Hay una línea que todo lo cambia. Depende si te ubicas frente o tras ella, las cosas se ven de una manera u otra. Traspasarla provoca un giro del guion, incluso de protagonistas. Como si fabricara una nueva película. Si el FC Barcelona en el 89’ rozaba un título que se hacía más indispensable que en otras ocasionas y le reconciliaba con el necesario éxito de vencer una final, el Athletic, con su convicción, se lo sacó del bolsillo sin que se diera cuenta. Como si lo hiciera el mismo Lupin, con su guante blanco y su carisma. Muniain la puso y Villalibre la tocó para que sonara la melodía. Dicen que no hay nada más bonito que marcar un gol en el 90’. A la misma vez, nada más trágico. El estruendo de su trompeta recordó al Barça una banda sonora que suele ser conocida en los últimos tiempos.
La justicia al mérito dice que los de Ronald Koeman no jugaron para vencer. Incómodos, sin poder plasmar su identidad. Asentados demasiado lejos de campo rival, esperaban demasiado atrás los ataques de los leones. Sin asumir riesgos. Como si las finales se jugaran con algo de pavor y no con la creencia de sus tiempos mozos. En consecuencia, se reflejaba en los atascos para hacer circular el balón y en la creación de sus tentativas ofensivas. Por ello, el primer disparo del Barça no llegó hasta el 36’. La zurda de Messi lo intentaría demasiado alejado, sin meterse en la cocina, allí donde a él le gusta guisar. Seis ocasiones en 120’, los errores en cascada y los problemas para defender a balón parado, evidenciaron el desconcierto y la falta de concentración y convencimiento.

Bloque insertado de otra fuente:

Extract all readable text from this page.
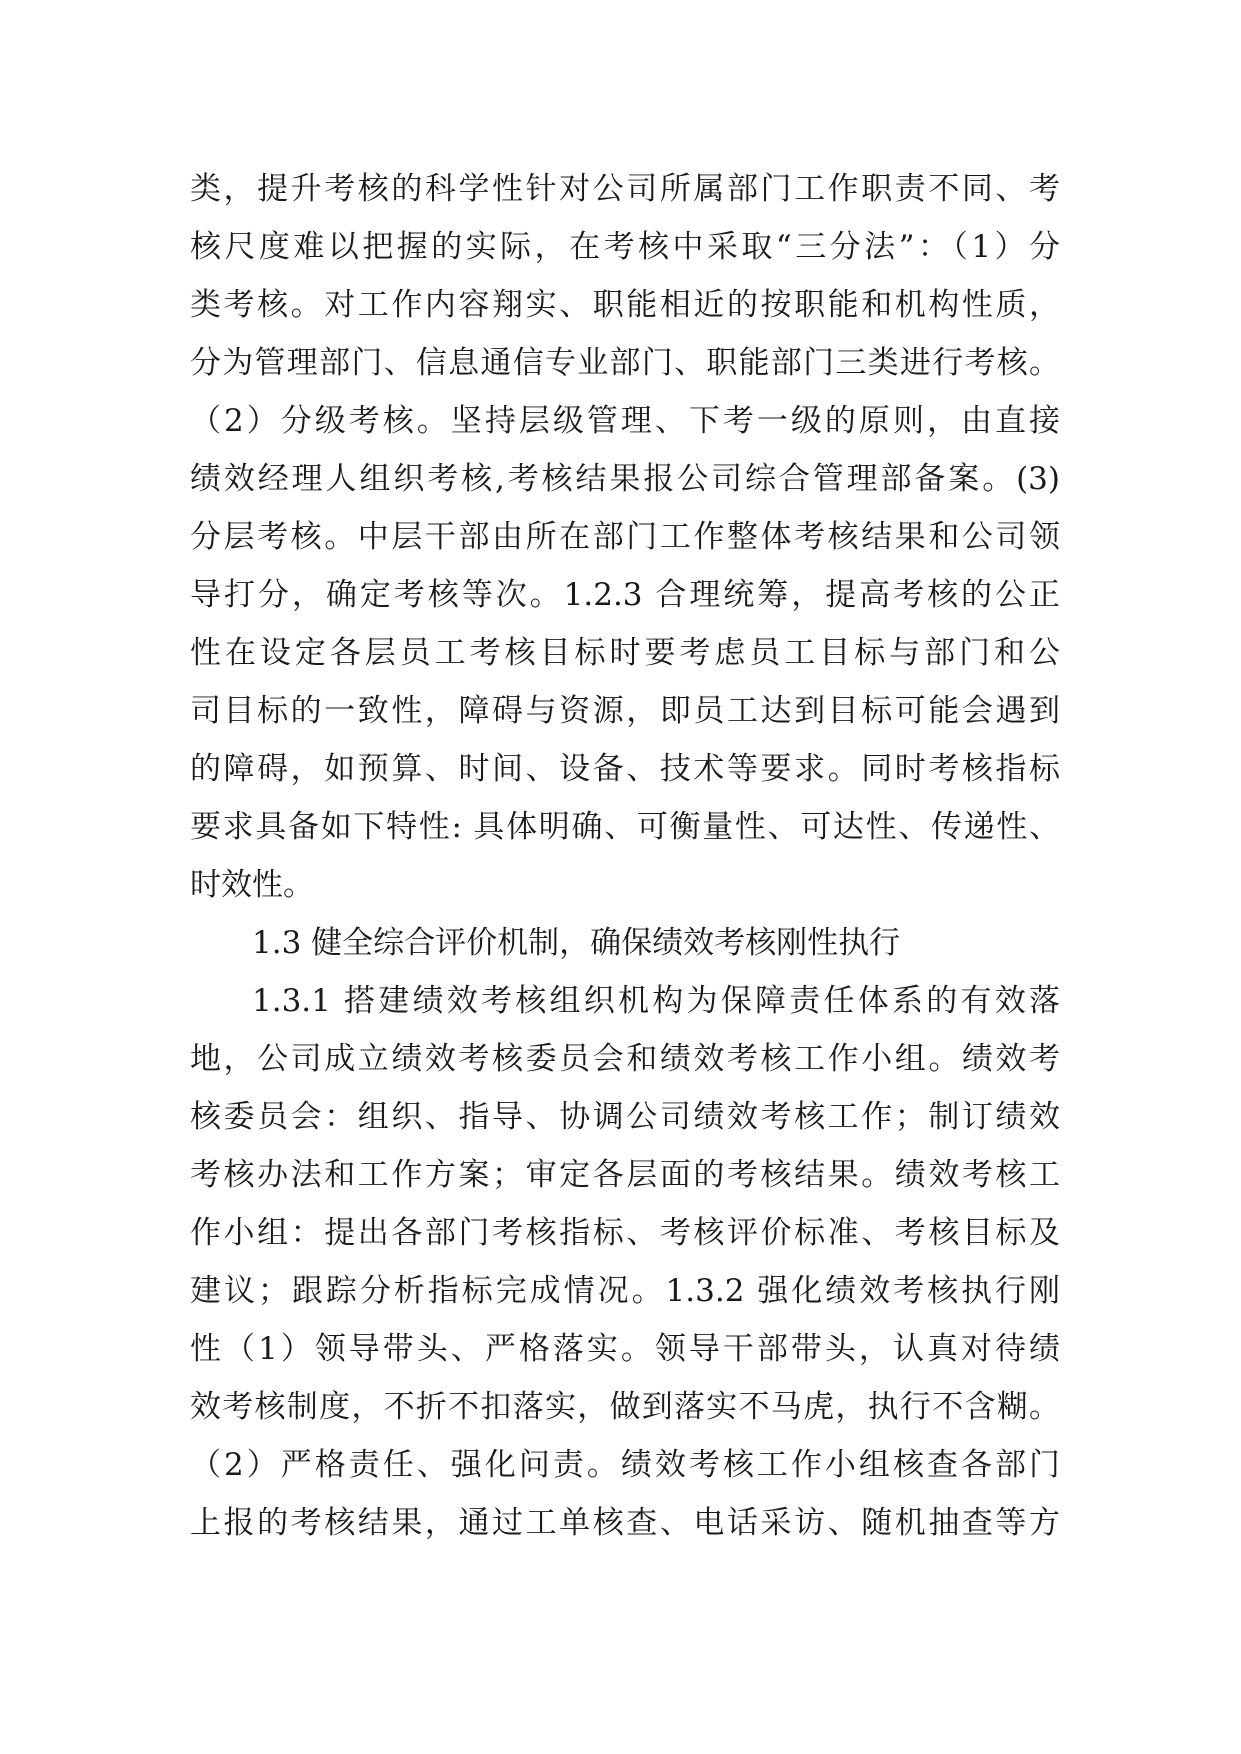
类，提升考核的科学性针对公司所属部门工作职责不同、考
核尺度难以把握的实际，在考核中采取“三分法”：（1）分
类考核。对工作内容翔实、职能相近的按职能和机构性质，
分为管理部门、信息通信专业部门、职能部门三类进行考核。
（2）分级考核。坚持层级管理、下考一级的原则，由直接
绩效经理人组织考核,考核结果报公司综合管理部备案。(3)
分层考核。中层干部由所在部门工作整体考核结果和公司领
导打分，确定考核等次。1.2.3 合理统筹，提高考核的公正
性在设定各层员工考核目标时要考虑员工目标与部门和公
司目标的一致性，障碍与资源，即员工达到目标可能会遇到
的障碍，如预算、时间、设备、技术等要求。同时考核指标
要求具备如下特性: 具体明确、可衡量性、可达性、传递性、
时效性。
1.3 健全综合评价机制，确保绩效考核刚性执行
1.3.1 搭建绩效考核组织机构为保障责任体系的有效落
地，公司成立绩效考核委员会和绩效考核工作小组。绩效考
核委员会：组织、指导、协调公司绩效考核工作；制订绩效
考核办法和工作方案；审定各层面的考核结果。绩效考核工
作小组：提出各部门考核指标、考核评价标准、考核目标及
建议；跟踪分析指标完成情况。1.3.2 强化绩效考核执行刚
性（1）领导带头、严格落实。领导干部带头，认真对待绩
效考核制度，不折不扣落实，做到落实不马虎，执行不含糊。
（2）严格责任、强化问责。绩效考核工作小组核查各部门
上报的考核结果，通过工单核查、电话采访、随机抽查等方
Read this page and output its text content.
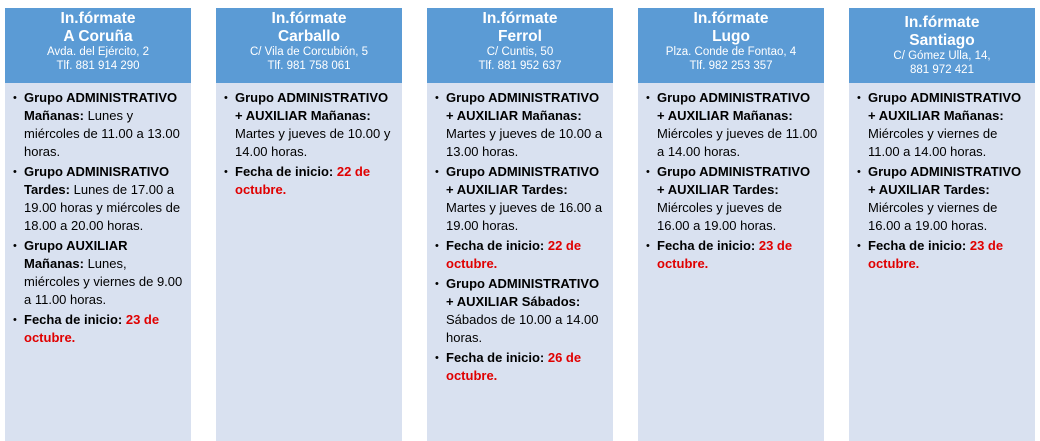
In.fórmate
A Coruña
Avda. del Ejército, 2
Tlf. 881 914 290
• Grupo ADMINISTRATIVO Mañanas: Lunes y miércoles de 11.00 a 13.00 horas.
• Grupo ADMINISRATIVO Tardes: Lunes de 17.00 a 19.00 horas y miércoles de 18.00 a 20.00 horas.
• Grupo AUXILIAR Mañanas: Lunes, miércoles y viernes de 9.00 a 11.00 horas.
• Fecha de inicio: 23 de octubre.
In.fórmate
Carballo
C/ Vila de Corcubión, 5
Tlf. 981 758 061
• Grupo ADMINISTRATIVO + AUXILIAR Mañanas: Martes y jueves de 10.00 y 14.00 horas.
• Fecha de inicio: 22 de octubre.
In.fórmate
Ferrol
C/ Cuntis, 50
Tlf. 881 952 637
• Grupo ADMINISTRATIVO + AUXILIAR Mañanas: Martes y jueves de 10.00 a 13.00 horas.
• Grupo ADMINISTRATIVO + AUXILIAR Tardes: Martes y jueves de 16.00 a 19.00 horas.
• Fecha de inicio: 22 de octubre.
• Grupo ADMINISTRATIVO + AUXILIAR Sábados: Sábados de 10.00 a 14.00 horas.
• Fecha de inicio: 26 de octubre.
In.fórmate
Lugo
Plza. Conde de Fontao, 4
Tlf. 982 253 357
• Grupo ADMINISTRATIVO + AUXILIAR Mañanas: Miércoles y jueves de 11.00 a 14.00 horas.
• Grupo ADMINISTRATIVO + AUXILIAR Tardes: Miércoles y jueves de 16.00 a 19.00 horas.
• Fecha de inicio: 23 de octubre.
In.fórmate
Santiago
C/ Gómez Ulla, 14,
881 972 421
• Grupo ADMINISTRATIVO + AUXILIAR Mañanas: Miércoles y viernes de 11.00 a 14.00 horas.
• Grupo ADMINISTRATIVO + AUXILIAR Tardes: Miércoles y viernes de 16.00 a 19.00 horas.
• Fecha de inicio: 23 de octubre.
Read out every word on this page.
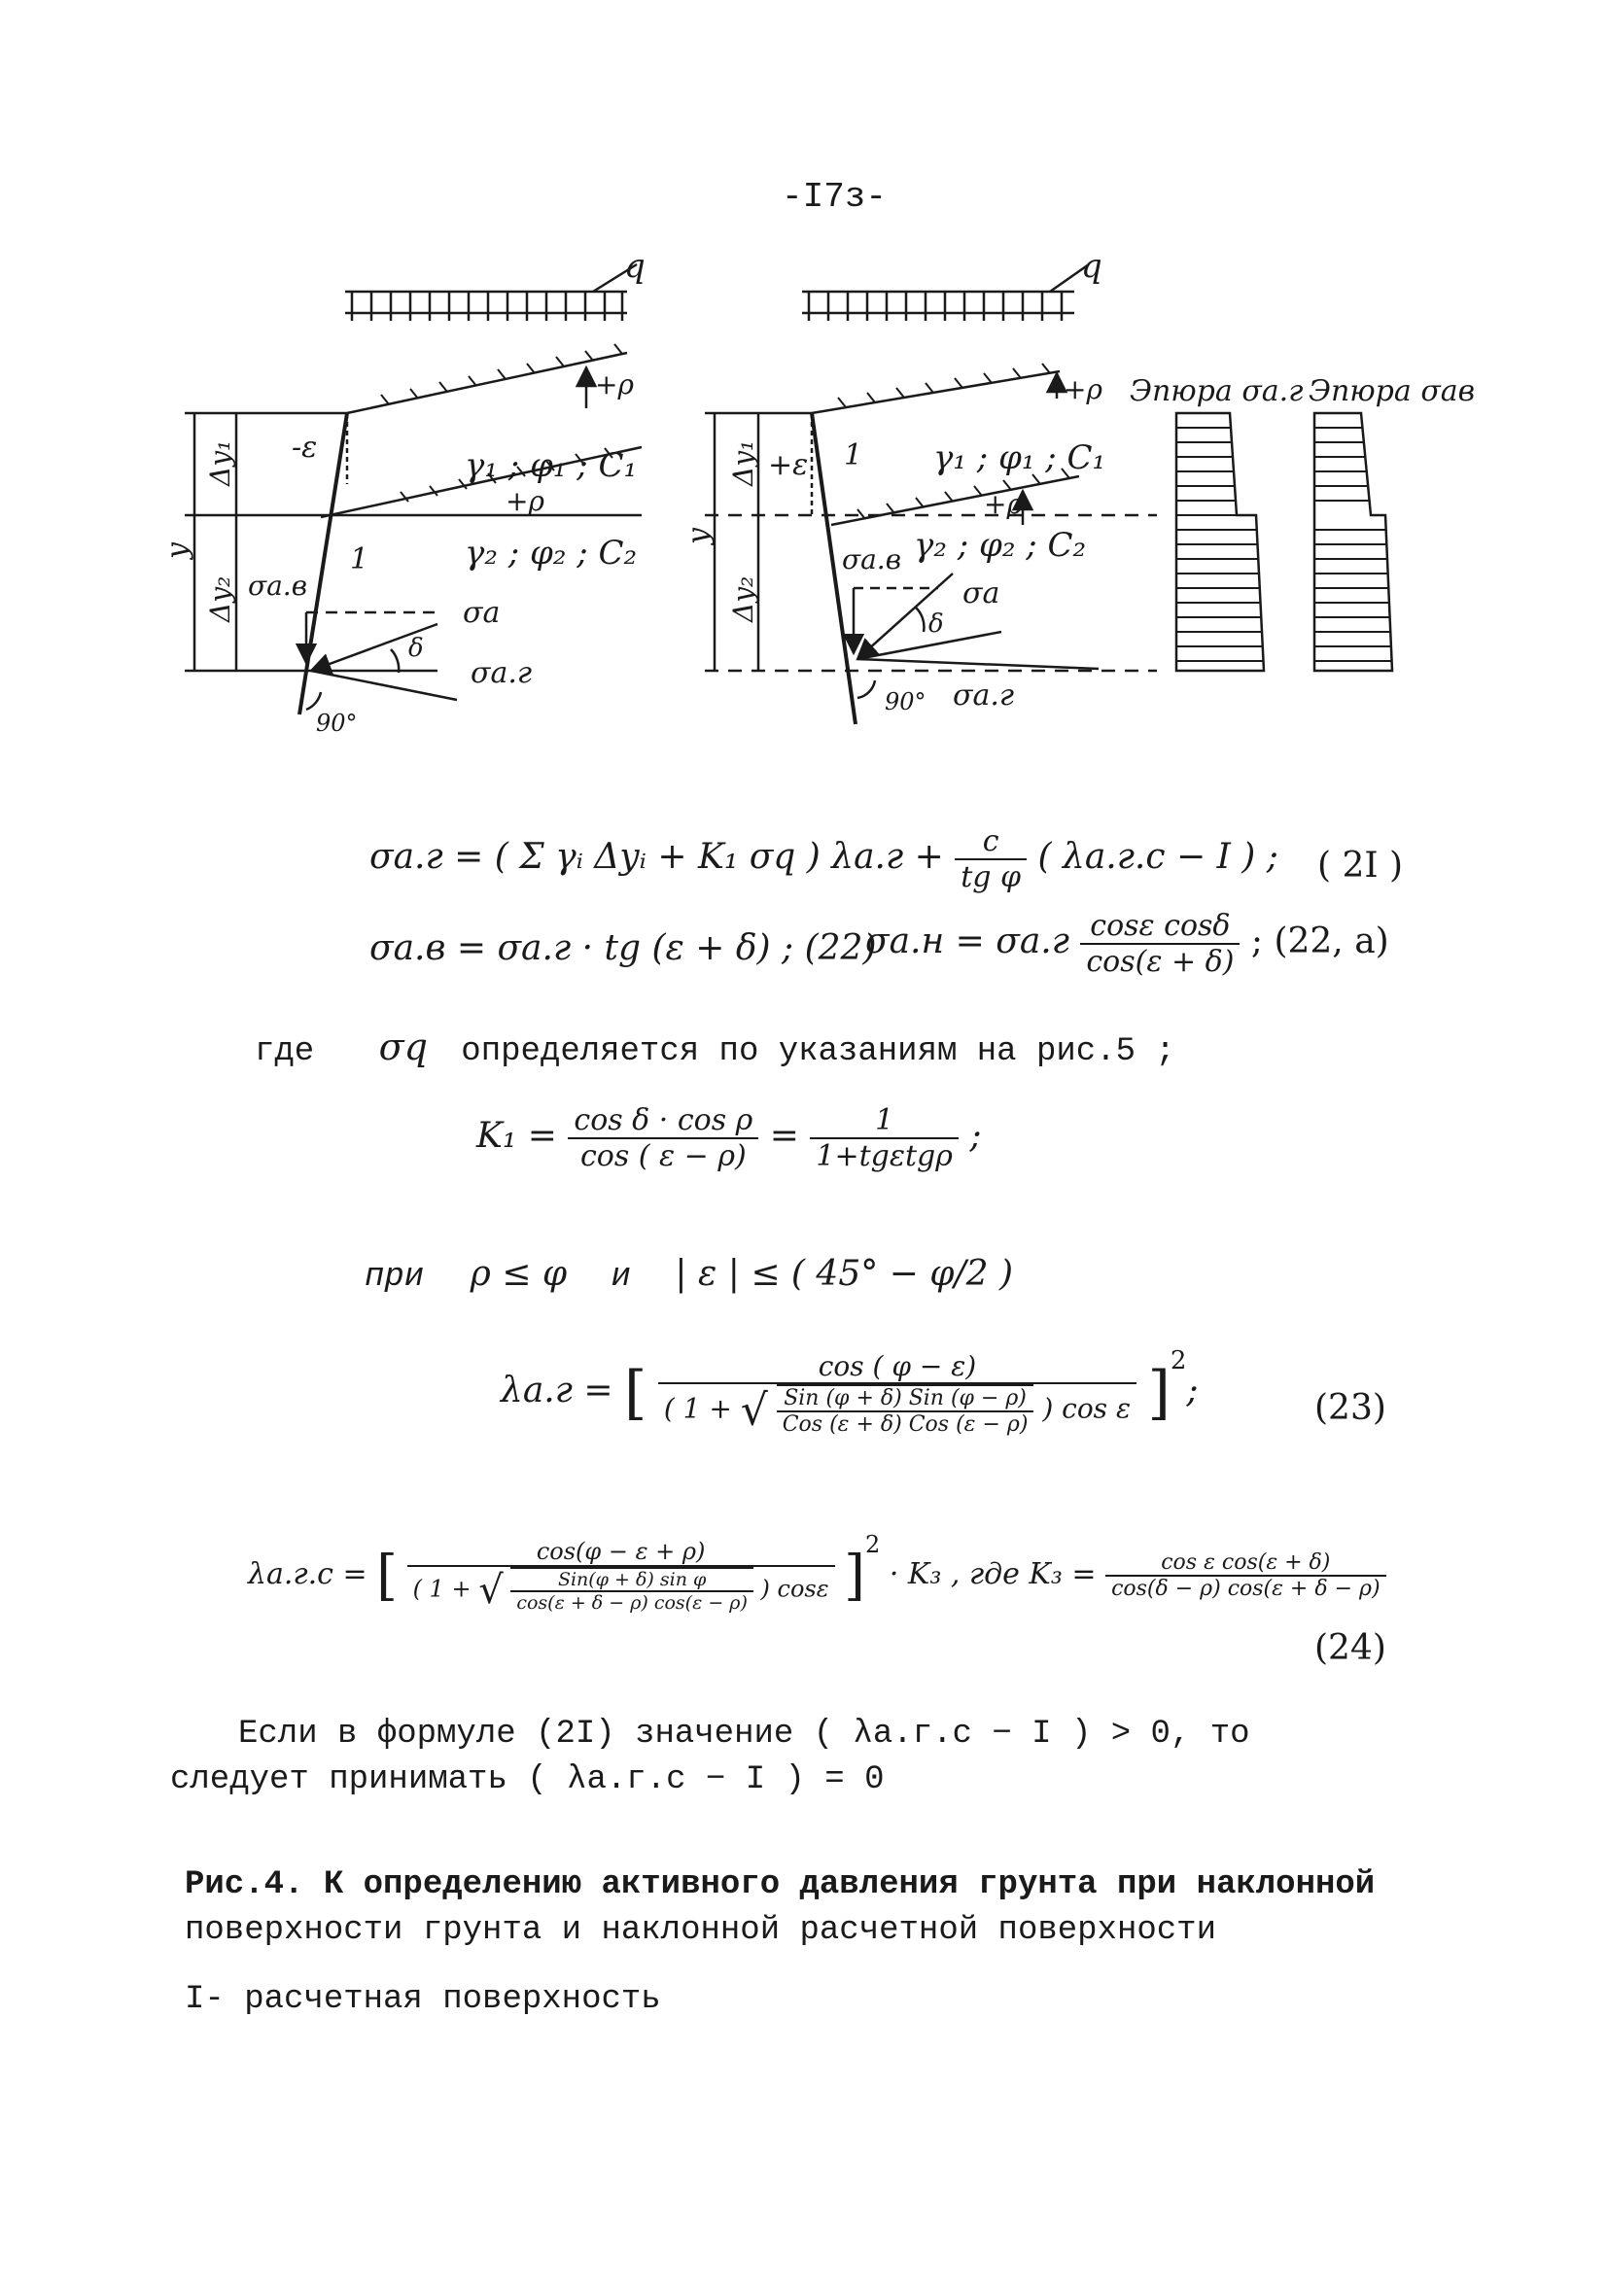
-I7з-
q
+ρ
-ε	γ₁ ; φ₁ ; C₁
+ρ
γ₂ ; φ₂ ; C₂
Δy₁
Δy₂
y	1
σa.в
σa
δ
σa.г
90°
q
+ρ
+ε 1 γ₁ ; φ₁ ; C₁
+ρ
γ₂ ; φ₂ ; C₂
Δy₁
Δy₂
y
σa.в
σa
δ
90° σa.г
Эпюра σa.г Эпюра σaв
σa.г = ( Σ γᵢ Δyᵢ + K₁ σq ) $\lambda a.г + \frac{c}{\text{tg φ}}$ ( λa.г.c − I ) ; ( 2I )
σa.в = σa.г · tg (ε + δ) ; (22)
$\sigma a.н = \sigma a.г \frac{\text{cosε cosδ}}{\cos(\varepsilon + \delta)}$ ; (22, a)
где σq определяется по указаниям на рис.5 ;
$K_1 = \frac{\text{cos δ · cos ρ}}{\cos ( \varepsilon - \rho)} = \frac{1}{\text{1+tgεtgρ}}$ ;
при ρ ≤ φ и | ε | ≤ ( 45° − φ/2 )
λa.г = [	cos ( φ − ε)
( 1 + √ $\frac{\text{Sin (φ + δ) Sin (φ − ρ)}}{\text{Cos (ε + δ) Cos (ε − ρ)}}$ ) cos ε ]$^2$;	(23)
λa.г.c = [	cos(φ − ε + ρ)
( 1 + √ $\frac{\text{Sin(φ + δ) sin φ}}{\cos(\varepsilon + \delta - \rho) \cos(\varepsilon - \rho)}$ ) cosε ]$^2$ · K₃ , где $K_3 = \frac{\text{cos ε cos(ε + δ)}}{\cos(\delta - \rho) \cos(\varepsilon + \delta - \rho)}$
(24)
Если в формуле (2I) значение ( λa.г.c − I ) > 0, то
следует принимать ( λa.г.c − I ) = 0
Рис.4. К определению активного давления грунта при наклонной
поверхности грунта и наклонной расчетной поверхности
I- расчетная поверхность
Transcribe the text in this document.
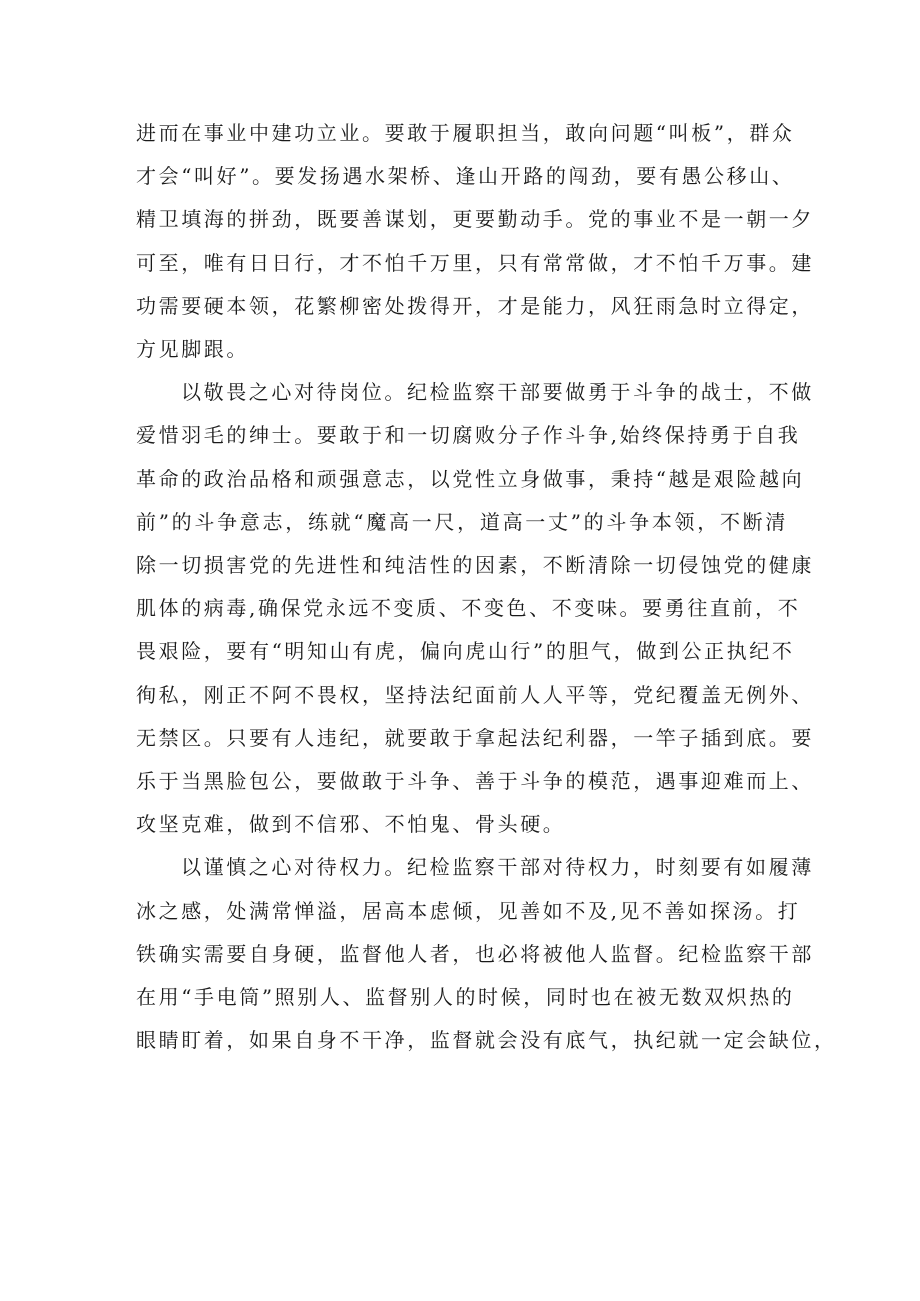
进而在事业中建功立业。要敢于履职担当，敢向问题“叫板”，群众
才会“叫好”。要发扬遇水架桥、逢山开路的闯劲，要有愚公移山、
精卫填海的拼劲，既要善谋划，更要勤动手。党的事业不是一朝一夕
可至，唯有日日行，才不怕千万里，只有常常做，才不怕千万事。建
功需要硬本领，花繁柳密处拨得开，才是能力，风狂雨急时立得定，
方见脚跟。

以敬畏之心对待岗位。纪检监察干部要做勇于斗争的战士，不做
爱惜羽毛的绅士。要敢于和一切腐败分子作斗争,始终保持勇于自我
革命的政治品格和顽强意志，以党性立身做事，秉持“越是艰险越向
前”的斗争意志，练就“魔高一尺，道高一丈”的斗争本领，不断清
除一切损害党的先进性和纯洁性的因素，不断清除一切侵蚀党的健康
肌体的病毒,确保党永远不变质、不变色、不变味。要勇往直前，不
畏艰险，要有“明知山有虎，偏向虎山行”的胆气，做到公正执纪不
徇私，刚正不阿不畏权，坚持法纪面前人人平等，党纪覆盖无例外、
无禁区。只要有人违纪，就要敢于拿起法纪利器，一竿子插到底。要
乐于当黑脸包公，要做敢于斗争、善于斗争的模范，遇事迎难而上、
攻坚克难，做到不信邪、不怕鬼、骨头硬。

以谨慎之心对待权力。纪检监察干部对待权力，时刻要有如履薄
冰之感，处满常惮溢，居高本虑倾，见善如不及,见不善如探汤。打
铁确实需要自身硬，监督他人者，也必将被他人监督。纪检监察干部
在用“手电筒”照别人、监督别人的时候，同时也在被无数双炽热的
眼睛盯着，如果自身不干净，监督就会没有底气，执纪就一定会缺位，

Si el balón que empujó Villalibre no hubiera cruzado esa línea, habría sido la noche de Griezmann. El francés tendría un protagonismo en la consecución del título, que le asignaría un reconocimiento que le haría salir reforzado. No se sentiría “jodido, enfadado y triste”. A pesar de todas las dudas que dejó el Barça en el terreno de juego, el 4-3-3 se reafirmaría como la mejor opción. El papel de Messi sería recordado por un pase que fue más de media vida, en vez de dejar un recuerdo tan desagradable como el de su primera tarjeta roja con el primer equipo. Se hablaría del nivel de Araújo, como una de las mejores noticias, para confirmar que el Barça tiene central para años. O ter Stegen no se quedaría sin premio tras una actuación estelar que les llevo a la final.
Ese es el poder de los 12cm de grosor de la línea de gol. El de transformar el destino. El que en cuestión de segundos le hizo saber al Barça que estaba falto de razón y de discurso. El que pudo privar de un punto de inflexión que resultaba indispensable para construir. El que deja, de nuevo, la moral mermada a un equipo que no encuentra la confianza ni la actitud.
El Barça necesita resarcir sus daños, revelarse y hacerse dueño de su rumbo. Aceptar que, a pesar de sumar otro capítulo decepcionante, debe asumir este período de transformación y recordar los nombres propios con los que cuenta para edificar un proyecto que, cada vez, sea más sólido. Y, sobre todo, proteger esa delgada línea del fútbol que todo lo transforma, para ser capaces de escribir su propio guion y hacerlo con un final feliz. Sin que nadie lo cambie.